Quant aux compagnes, elles étaient certes moins vulgaires que celles de Londres, surtout que celles du Club, mais elles auraient dû se surveiller. Ainsi Mignon, une bien jolie petite femme cependant, ne rattrapait jamais à temps les jurons qui lui venaient à la bouche ; Sarah, pour les choses de l’amour, avait des mots vraiment en viande trop crue, à faire vomir. Et puis elles étaient toutes superstitieuses : elles avalaient des pommes de terre bourrées de moutarde ou bien se frottaient le derrière aux chambranles : cela, disaient-elles, pour attirer les types.
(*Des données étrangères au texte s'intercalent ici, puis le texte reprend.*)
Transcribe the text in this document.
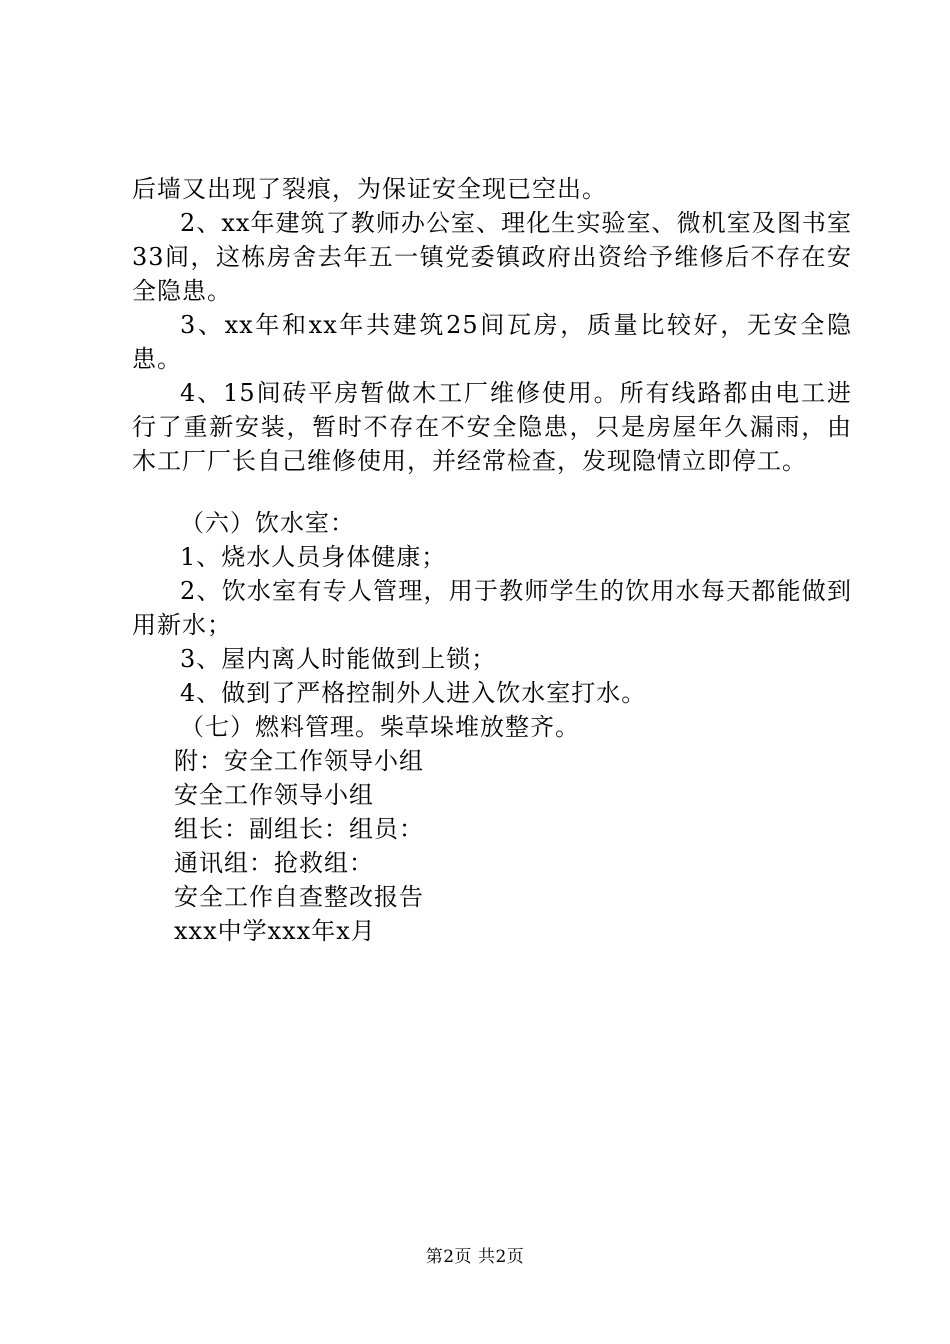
后墙又出现了裂痕，为保证安全现已空出。

2、xx年建筑了教师办公室、理化生实验室、微机室及图书室33间，这栋房舍去年五一镇党委镇政府出资给予维修后不存在安全隐患。

3、xx年和xx年共建筑25间瓦房，质量比较好，无安全隐患。

4、15间砖平房暂做木工厂维修使用。所有线路都由电工进行了重新安装，暂时不存在不安全隐患，只是房屋年久漏雨，由木工厂厂长自己维修使用，并经常检查，发现隐情立即停工。

（六）饮水室：

1、烧水人员身体健康；

2、饮水室有专人管理，用于教师学生的饮用水每天都能做到用新水；

3、屋内离人时能做到上锁；

4、做到了严格控制外人进入饮水室打水。

（七）燃料管理。柴草垛堆放整齐。

附：安全工作领导小组

安全工作领导小组

组长：副组长：组员：

通讯组：抢救组：

安全工作自查整改报告

xxx中学xxx年x月

第2页 共2页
Quelles sottises ! Marie ne croyait pas à la moutarde, Marie ne frottait pas son derrière aux chambranles et pour l’amour préférait les actes aux paroles, car les actes, ça n’est jamais sale.

— Mais Blanche, disaient les hommes, tu n’es pas faite pour cette vie ; ne crois-tu pas que tu serais mieux ailleurs ?

— Possible, réfléchissait Blanche, tout de même je ne suis pas malheureuse.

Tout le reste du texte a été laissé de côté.